Lusaka, Zambia – A group of media practitioners and their networks from Malawi, Tanzania, Zambia, and Zimbabwe participated in a Regional Media Training on SADC Regional Integration on the 15th of May 2023 in Lusaka, Zambia.
The training was organized by CUTS International (Lusaka) in collaboration with the SADC Secretariat and the Sustainable Development Goals Center for Africa (SDGC/A).
The aim of the training was to equip the media with the skills and knowledge to effectively report on the opportunities and challenges of regional integration in Southern Africa and to enhance their role in advancing regional development and cooperation.
The training covered various aspects of the SADC Vision 2050 and Regional Indicative Strategic Development Plan 2020-2030 (RISDP), which is a long-term and medium-term plan that envisions a peaceful, inclusive, competitive, middle- to high-income industrialized region, where all citizens enjoy sustainable economic well-being, justice, and freedom.
The training also discussed the SADC industrialization strategy, which is a roadmap for transforming the region’s economy from being resource-based to being productive and diversified, with a strong focus on value addition, technology,, and innovation.
Another issue that was explored was the SADC Free Trade Area, which is a trade arrangement that allows for duty-free trade among SADC Member States, with the aim of enhancing market integration and competitiveness
The role of media in supporting the implementation of the Sustainable Development Goals (SDGs) and the African Continental Free Trade Area (AfCFTA) in the region was also highlighted.
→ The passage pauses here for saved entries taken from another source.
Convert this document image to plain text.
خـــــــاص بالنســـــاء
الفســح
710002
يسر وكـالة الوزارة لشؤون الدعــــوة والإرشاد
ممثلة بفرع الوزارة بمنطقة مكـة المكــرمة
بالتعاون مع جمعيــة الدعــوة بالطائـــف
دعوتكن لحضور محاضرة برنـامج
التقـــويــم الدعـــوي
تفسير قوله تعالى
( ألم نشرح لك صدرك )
The SDGs are a set of 17 global goals that address various social, economic, and environmental challenges, while the AfCFTA is a trade agreement that aims to create a single market for goods and services across Africa.
One of the highlights of the training was a keynote speech by Mr. Wazha Omphile, Project Management Officer at the SADC Secretariat, who shared his vision of accelerating the implementation of programs that aim to increase the volume of trade among Member States and thereby improve the livelihoods of the citizens of the community.
Omphile highlighted the challenges and gaps that affect the pace of regional integration and industrialization and how the SADC Secretariat is engaging member states and non-state actors to address them.
He stressed the importance of partnerships with the media to inform and engage citizens on SADC programs and opportunities and recognized the media as a key partner in raising awareness and fostering participation in SADC processes.
Another session that drew attention was Media Support in Monitoring and Advocacy SADC Processes by Dr. Ambrose Rwaheru Aheisibwe, Programmes Director at SDGC/A.
He explained why media advocacy is important for SADC regional integration and how media platforms can enable stakeholders such as policymakers and non-state actors to communicate the benefits, opportunities, and challenges of SADC processes.
He shared some innovative communication strategies that can build public awareness and inspire people to take direct action to support SADC processes.
Aheisibwe emphasized how the media can amplify the voices of marginalized groups and foster dialogue and accountability.
One of the participants, a journalist from Zimbabwe, said she was honored to be part of the training and expressed her appreciation for the insights she gained from the experts and fellow participants.
She said she learnt a lot about the SADC regional integration agenda and how it relates to the SDGs and AfCFTA adding she hoped to contribute to the discussion on how media can promote regional cooperation and development through her work.
The training was part of a series of activities under a project titled “Strengthening Media Capacity for Enhanced Reporting on Regional Integration in Southern Africa”.
The project aims to enhance media capacity to report on regional integration issues, facilitate dialogue between media and policymakers, and create platforms for sharing best practices and experiences among media practitioners in Southern Africa.